Andreas Wollin 5. Juli 2010 um 14:21
@Hendrik Das mit dem Maskottchen kam mir auch kurz in den Sinn. Jedoch sollte dann irgendwo erklärt sein, wer die Miss soundso ist. Bei Ronald McDonald ist klar: das ist die und die Figur blabla… WENN, dann sollte man diese Kunstfigur auch erklären.
Und dann am besten noch, wer diese aktuell mit Infos füttert (irgendein Twitter-Team).

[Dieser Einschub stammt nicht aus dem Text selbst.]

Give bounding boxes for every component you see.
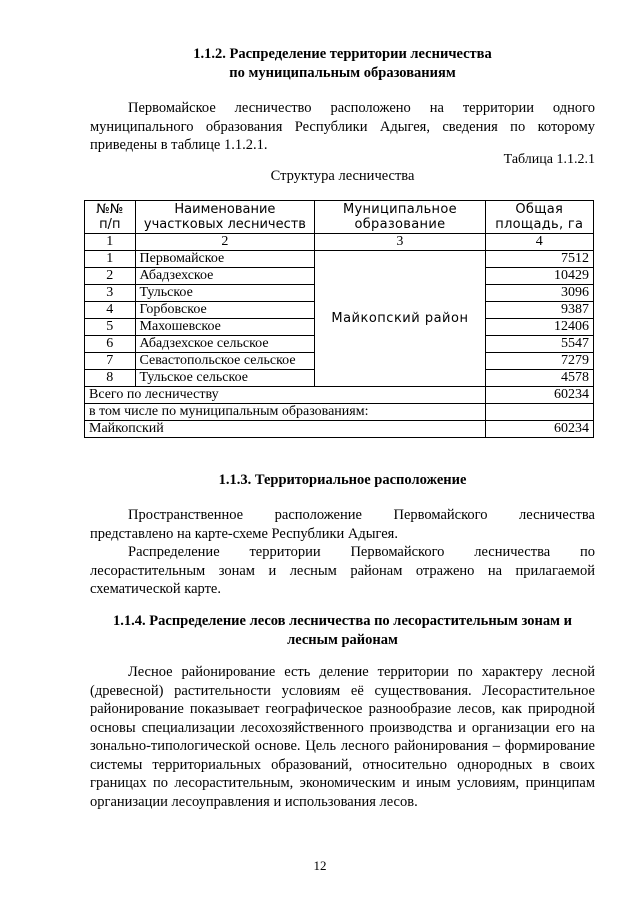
table-total-row xyxy=(85,387,594,404)
section-1-1-2-paragraph: Первомайское лесничество расположено на территории одного муниципального образования Республики Адыгея, сведения по которому приведены в таблице 1.1.2.1. xyxy=(90,100,595,153)
header-name: Наименование участковых лесничеств xyxy=(135,201,315,234)
table-row xyxy=(85,251,594,268)
page-number: 12 xyxy=(313,858,327,873)
row-num: 8 xyxy=(85,370,136,387)
section-title-line2: по муниципальным образованиям xyxy=(229,65,456,81)
row-area: 7512 xyxy=(485,251,593,268)
table-title: Структура лесничества xyxy=(270,168,415,184)
section-title-line1: 1.1.2. Распределение территории лесничества xyxy=(193,46,492,62)
section-1-1-3-paragraph-1: Пространственное расположение Первомайского лесничества представлено на карте-схеме Республики Адыгея. xyxy=(90,507,595,542)
section-title-line1: 1.1.4. Распределение лесов лесничества по лесорастительным зонам и xyxy=(113,613,572,629)
row-name: Тульское xyxy=(135,285,315,302)
row-num: 7 xyxy=(85,353,136,370)
index-cell: 1 xyxy=(85,234,136,251)
row-area: 7279 xyxy=(485,353,593,370)
subheading-empty xyxy=(485,404,593,421)
row-area: 12406 xyxy=(485,319,593,336)
total-value: 60234 xyxy=(485,387,593,404)
row-name: Махошевское xyxy=(135,319,315,336)
header-municipality: Муниципальное образование xyxy=(315,201,485,234)
section-title-line2: лесным районам xyxy=(287,632,398,648)
index-cell: 4 xyxy=(485,234,593,251)
municipality-cell: Майкопский район xyxy=(315,251,485,387)
row-area: 9387 xyxy=(485,302,593,319)
row-name: Горбовское xyxy=(135,302,315,319)
header-area: Общая площадь, га xyxy=(485,201,593,234)
row-name: Абадзехское сельское xyxy=(135,336,315,353)
row-num: 4 xyxy=(85,302,136,319)
municipality-value: 60234 xyxy=(485,421,593,438)
row-area: 10429 xyxy=(485,268,593,285)
table-municipality-row xyxy=(85,421,594,438)
section-1-1-3-paragraph-2: Распределение территории Первомайского лесничества по лесорастительным зонам и лесным районам отражено на прилагаемой схематической карте. xyxy=(90,544,595,597)
row-area: 3096 xyxy=(485,285,593,302)
table-header-row xyxy=(85,201,594,234)
row-name: Севастопольское сельское xyxy=(135,353,315,370)
municipality-label: Майкопский xyxy=(85,421,486,438)
section-1-1-4-title xyxy=(90,612,595,650)
section-1-1-2-title xyxy=(90,45,595,83)
table-index-row xyxy=(85,234,594,251)
table-caption: Таблица 1.1.2.1 xyxy=(503,152,595,167)
row-name: Тульское сельское xyxy=(135,370,315,387)
subheading-label: в том числе по муниципальным образованиям: xyxy=(85,404,486,421)
row-num: 2 xyxy=(85,268,136,285)
row-num: 5 xyxy=(85,319,136,336)
row-num: 1 xyxy=(85,251,136,268)
section-1-1-3-title: 1.1.3. Территориальное расположение xyxy=(218,472,467,488)
row-name: Абадзехское xyxy=(135,268,315,285)
row-num: 6 xyxy=(85,336,136,353)
index-cell: 2 xyxy=(135,234,315,251)
forestry-structure-table xyxy=(84,200,594,438)
header-num: №№ п/п xyxy=(85,201,136,234)
table-subheading-row xyxy=(85,404,594,421)
total-label: Всего по лесничеству xyxy=(85,387,486,404)
row-name: Первомайское xyxy=(135,251,315,268)
row-num: 3 xyxy=(85,285,136,302)
index-cell: 3 xyxy=(315,234,485,251)
row-area: 5547 xyxy=(485,336,593,353)
row-area: 4578 xyxy=(485,370,593,387)
section-1-1-4-paragraph: Лесное районирование есть деление территории по характеру лесной (древесной) растительности условиям её существования. Лесорастительное районирование показывает географическое разнообразие лесов, как природной основы специализации лесохозяйственного производства и организации его на зонально-типологической основе. Цель лесного районирования – формирование системы территориальных образований, относительно однородных в своих границах по лесорастительным, экономическим и иным условиям, принципам организации лесоуправления и использования лесов. xyxy=(90,664,595,810)
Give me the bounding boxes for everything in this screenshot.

Stephan Elders 6. Juli 2010 um 9:42
Auch und gerade ein Corporate-Account sollte authentisch sein – denn es geht nicht nur um Informationen, sondern auch um Vertrauen. Wir twittern jetzt bereits seit einem Jahr für unser Unternehmen mit einem Firmenaccount unter dem Namen @ECOMARS . Nach anfänglich holperigem Einstieg – Ausrichtung auf Business oder Privates haben wir uns auf eine subjektiv empfunden gesunde Mischung einpendelt. Im Profil führen wir auf, wer bei uns twittert und versuchen so eine persönliche Note in einen anonym wirkenden Corporate-Account zu bringen. So gelingt dann auch meist die Gratwanderung zwischen Marketing und mit einem Kaffee in der Sonne sitzen…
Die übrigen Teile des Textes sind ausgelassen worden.